HALLOWEEN, Jamie Lee Curtis's first film, is the grandfather of all
teen slasher films, but don't let stop you from enjoying it.
Go
back to it, after 20-plus years of sequels, imitations, ripoffs and
spoofs, and you'll immediately notice how simple it is. After decades
of increasing blood, gore and dead bodies in horror films, it is almost
shocking to remember that HALLOWEEN had a relatively low body count,
little bloodshed and not one internal organ becoming
external.
For younger horror
fans, HALLOWEEN may be a
snoozefest. For older fans, who can still appreciate a
superbly
directed horror film without having blood and guts thrown in our face
every ten minutes, HALLOWEEN is a true pleasure, a delight for horror
fans and a virtual two-hour course on the art of making a great scary
movie on a low budget. Stylewise, it has more in common with
JAWS
than with all the FRIDAY THE 13th and NIGHTMARE ON ELM STREET films
that followed in its wake.
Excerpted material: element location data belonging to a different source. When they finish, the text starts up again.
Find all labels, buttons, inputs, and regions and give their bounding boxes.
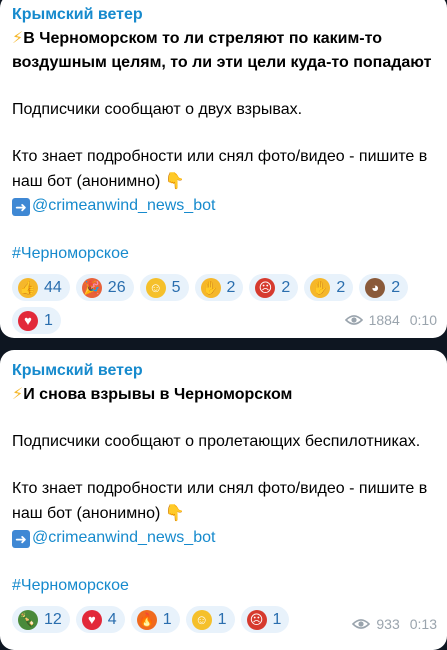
reaction-count: 44 [44, 278, 62, 296]
lightning-icon: ⚡ [12, 384, 24, 403]
red-heart-icon: ♥ [18, 310, 38, 331]
reaction-count: 2 [336, 278, 346, 296]
eye-icon [352, 619, 371, 629]
reaction-angry-face[interactable]: ☹ 2 [249, 274, 299, 301]
angry-face-icon: ☹ [246, 609, 267, 630]
channel-post[interactable]: Крымский ветер ⚡В Черноморском то ли стр… [0, 0, 447, 338]
reaction-thumbs-up[interactable]: 👍 44 [12, 274, 70, 301]
pointing-down-icon: 👇 [164, 503, 185, 522]
pointing-down-icon: 👇 [164, 171, 185, 190]
reaction-party-popper[interactable]: 🎉 26 [75, 274, 134, 301]
reaction-count: 26 [107, 278, 126, 296]
champagne-bottle-icon: 🍾 [18, 609, 38, 630]
folded-hands-icon: ✋ [310, 277, 331, 298]
see-no-evil-monkey-icon: ◕ [365, 277, 386, 298]
bot-link-line: ➜ @crimeanwind_news_bot [12, 526, 435, 550]
bot-link-line: ➜ @crimeanwind_news_bot [12, 194, 435, 218]
reaction-see-no-evil-monkey[interactable]: ◕ 2 [359, 274, 409, 301]
reaction-count: 2 [391, 278, 401, 296]
post-body: Подписчики сообщают о пролетающих беспил… [12, 433, 421, 450]
thumbs-up-icon: 👍 [18, 277, 38, 298]
reaction-count: 2 [281, 278, 291, 296]
post-meta: 933 0:13 [352, 616, 437, 632]
reaction-count: 1 [44, 311, 53, 329]
view-count: 1884 [368, 312, 400, 328]
reaction-clapping-hands[interactable]: ✋ 2 [194, 274, 244, 301]
reaction-count: 1 [272, 610, 282, 628]
lightning-icon: ⚡ [12, 28, 24, 47]
channel-name[interactable]: Крымский ветер [12, 360, 435, 382]
grinning-face-icon: ☺ [145, 277, 166, 298]
post-time: 0:10 [409, 312, 437, 328]
reaction-red-heart[interactable]: ♥ 1 [12, 307, 61, 334]
channel-name[interactable]: Крымский ветер [12, 4, 435, 26]
reaction-count: 12 [44, 610, 62, 628]
post-body: Подписчики сообщают о двух взрывах. [12, 101, 303, 118]
reaction-grinning-face[interactable]: ☺ 1 [185, 606, 235, 633]
post-meta: 1884 0:10 [344, 312, 437, 328]
reaction-count: 1 [217, 610, 227, 628]
post-cta: Кто знает подробности или снял фото/виде… [12, 145, 435, 194]
view-count: 933 [376, 616, 400, 632]
reaction-fire[interactable]: 🔥 1 [130, 606, 180, 633]
grinning-face-icon: ☺ [191, 609, 212, 630]
red-heart-icon: ♥ [81, 609, 102, 630]
post-headline: ⚡И снова взрывы в Черноморском [12, 382, 435, 407]
eye-icon [344, 315, 363, 325]
reaction-champagne-bottle[interactable]: 🍾 12 [12, 606, 70, 633]
reaction-grinning-face[interactable]: ☺ 5 [139, 274, 189, 301]
reaction-count: 4 [107, 610, 117, 628]
reaction-red-heart[interactable]: ♥ 4 [75, 606, 125, 633]
hashtag[interactable]: #Черноморское [12, 242, 435, 266]
message-feed: Крымский ветер ⚡В Черноморском то ли стр… [0, 0, 447, 650]
bot-link[interactable]: @crimeanwind_news_bot [32, 529, 215, 546]
right-arrow-icon: ➜ [12, 198, 30, 216]
party-popper-icon: 🎉 [81, 277, 102, 298]
post-time: 0:13 [409, 616, 437, 632]
reaction-count: 2 [226, 278, 236, 296]
angry-face-icon: ☹ [255, 277, 276, 298]
reaction-folded-hands[interactable]: ✋ 2 [304, 274, 354, 301]
bot-link[interactable]: @crimeanwind_news_bot [32, 197, 215, 214]
reaction-angry-face[interactable]: ☹ 1 [240, 606, 290, 633]
clapping-hands-icon: ✋ [200, 277, 221, 298]
reaction-count: 1 [162, 610, 172, 628]
hashtag[interactable]: #Черноморское [12, 574, 435, 598]
fire-icon: 🔥 [136, 609, 157, 630]
channel-post[interactable]: Крымский ветер ⚡И снова взрывы в Черномо… [0, 350, 447, 650]
post-cta: Кто знает подробности или снял фото/виде… [12, 477, 435, 526]
post-headline: ⚡В Черноморском то ли стреляют по каким-… [12, 28, 432, 71]
right-arrow-icon: ➜ [12, 530, 30, 548]
reaction-count: 5 [171, 278, 181, 296]
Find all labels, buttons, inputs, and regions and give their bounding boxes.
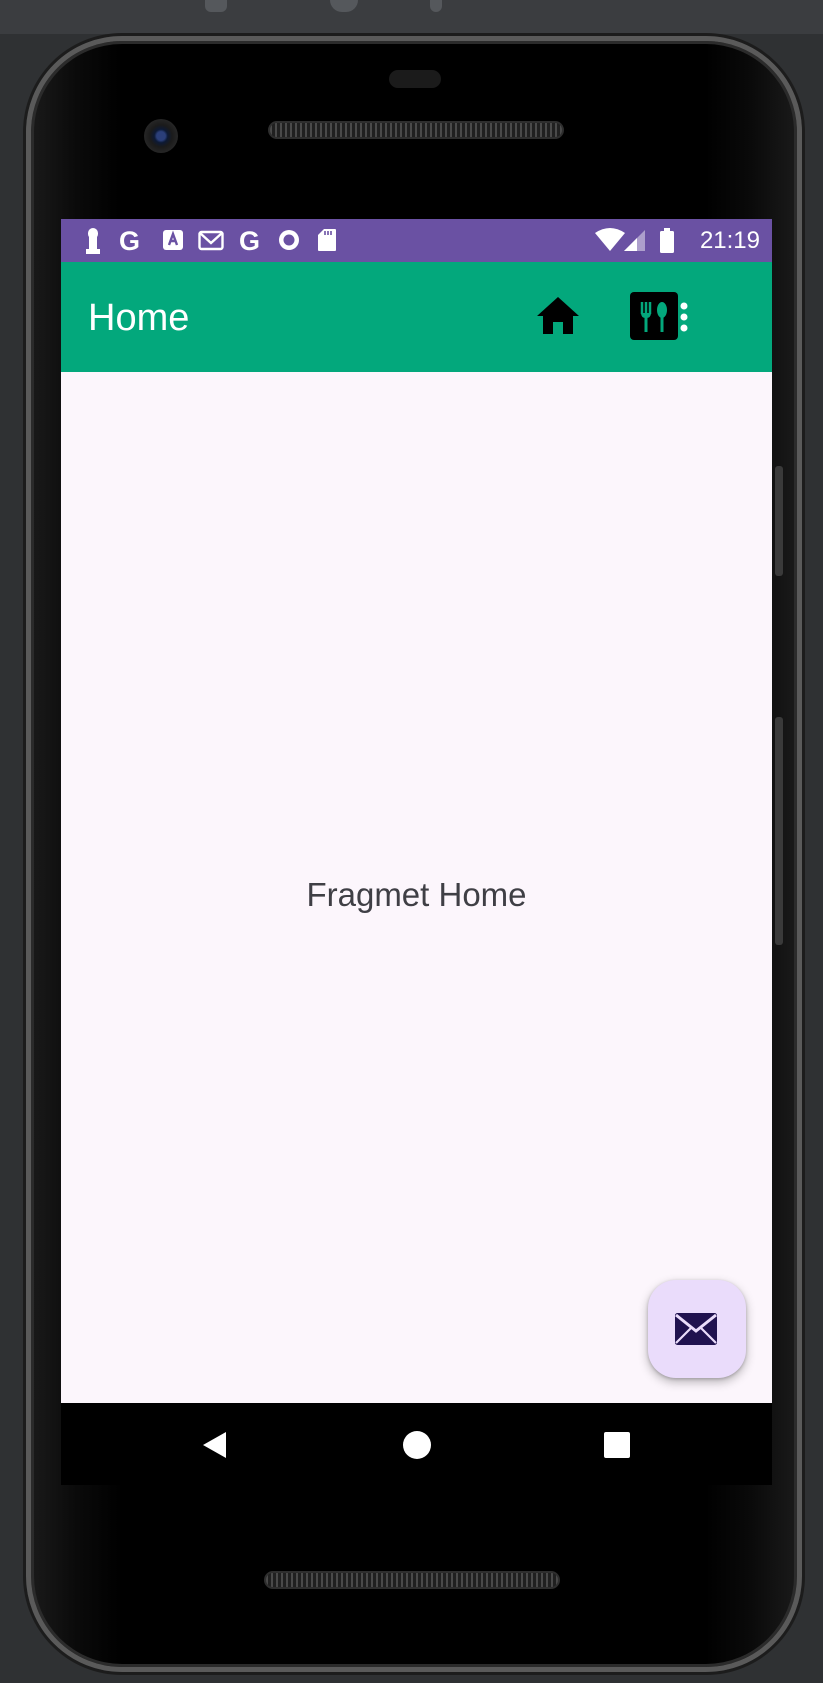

As with Spielberg and the shark in JAWS,
John Carpenter does not reveal his monster right away.
Michael
Myers (your standard sexually frustrated nutcase with a mask and a
knife) is shown to us piece by piece - a shoulder here, a pair of feet
there, a figure in soft focus standing across the street.
It's
not until late into the film, during his final attacks, that we
actually get our first real look at Myers. It's the opposite
of
the "in your face" technique used by so many lesser horror films, and
is one of the things that makes HALLOWEEN stand above its
imitators. As the genre evolved (or devolved),
the victims would no longer matter; the slashers themselves would
become the stars. The films would not be about how helpless
teens
could escape from a mad killer, but what new and inventive ways of
hacking up bodies Michael, Freddie, Jason or, God help us, Chucky the
Killer Doll, could invent.
As in most low-budget
horror films, the
acting is hit and miss. There is one truly terrible
performance
in this film (I'll let you figure out whose it is), but thankfully, it
is not that of Jamie Lee Curtis, who does a more than commendable job
in her debut. And, of course, Donald Pleasance + Movie Camera
Capturing His Image = Icky and Disturbing.